While banks have supported the FDIC’s new resolution authority, they have objected to some elements. In a joint letter in May, the American Bankers Association and the Securities Industry and Financial Markets Association said plans to claw back compensation from senior executives of a seized bank would be “destabilizing.”
Jamie Dimon, chief executive officer of JPMorgan, has called for rules to end the bailouts of big banks.
“We should be allowed to fail,” Dimon wrote in a 2009 opinion piece in the Washington Post.
Even if the FDIC wants to use its new authority, it will have to get the approval of Treasury and could be prevented from acting by political considerations.

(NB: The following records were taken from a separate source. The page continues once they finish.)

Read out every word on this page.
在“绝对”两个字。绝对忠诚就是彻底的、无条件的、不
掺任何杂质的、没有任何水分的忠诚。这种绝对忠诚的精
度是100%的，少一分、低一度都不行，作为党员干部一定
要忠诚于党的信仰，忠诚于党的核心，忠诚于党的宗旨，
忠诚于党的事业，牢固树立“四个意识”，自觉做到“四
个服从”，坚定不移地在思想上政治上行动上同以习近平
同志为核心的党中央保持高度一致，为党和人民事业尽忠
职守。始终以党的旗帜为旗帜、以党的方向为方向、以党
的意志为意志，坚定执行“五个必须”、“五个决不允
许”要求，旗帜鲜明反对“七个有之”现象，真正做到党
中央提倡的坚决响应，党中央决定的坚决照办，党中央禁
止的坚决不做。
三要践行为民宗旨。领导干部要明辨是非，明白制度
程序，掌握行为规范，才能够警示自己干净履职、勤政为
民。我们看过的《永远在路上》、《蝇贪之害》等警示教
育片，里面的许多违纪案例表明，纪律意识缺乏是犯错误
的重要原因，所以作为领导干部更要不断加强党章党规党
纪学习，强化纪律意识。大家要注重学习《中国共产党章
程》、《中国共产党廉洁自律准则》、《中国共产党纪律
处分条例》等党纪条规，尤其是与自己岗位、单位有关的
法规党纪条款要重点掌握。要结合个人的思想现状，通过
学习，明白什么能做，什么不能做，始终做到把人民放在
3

Geithner ignored orders from President Barack Obama in early 2009 to consider dissolving Citigroup, according to “Confidence Men: Wall Street, Washington, and the Education of a President,” a new book by Ron Suskind. Geithner has denied the allegation.
S&P said in its July report that, in the event of another crisis, Congress could approve a bailout fund such as the $700 billion Troubled Asset Relief Program it passed in 2008. The Fed could also provide emergency funding as it has done before.
Margaret Tahyar, a partner at law firm Davis Polk & Wardwell LLP in New York who advises clients on bank mergers and recapitalizations, said Dodd-Frank has made backdoor bailouts that aren’t authorized by Congress more difficult. She said that even though banks haven’t submitted living wills yet, the FDIC could use its new resolution authority today.
“The day the president signed the law, resolution authority became effective,” Tahyar said.
Avoiding Option B
Martin Gruenberg, the agency’s acting chairman, said at a conference in Washington last week that the FDIC has drafted its own resolution plans for the largest banks, even though living wills haven’t been submitted. Those are already “quite granular” on details of how to wind down a complex financial firm, Gruenberg said.
Christopher Whalen, managing director of Institutional Risk Analytics who has been critical of the government’s failure to restructure troubled big banks, says he’s hopeful Wigand’s complexity office will do what regulators haven’t done before.
“Banks will want to do the necessary restructuring -- selling down assets, divesting from non-core businesses -- voluntarily, because option B is being taken over by the FDIC,” said Whalen, whose firm is based in Torrance, California. “Option B will crush the management and shareholders and perhaps even the creditors, so why would anyone opt for that?”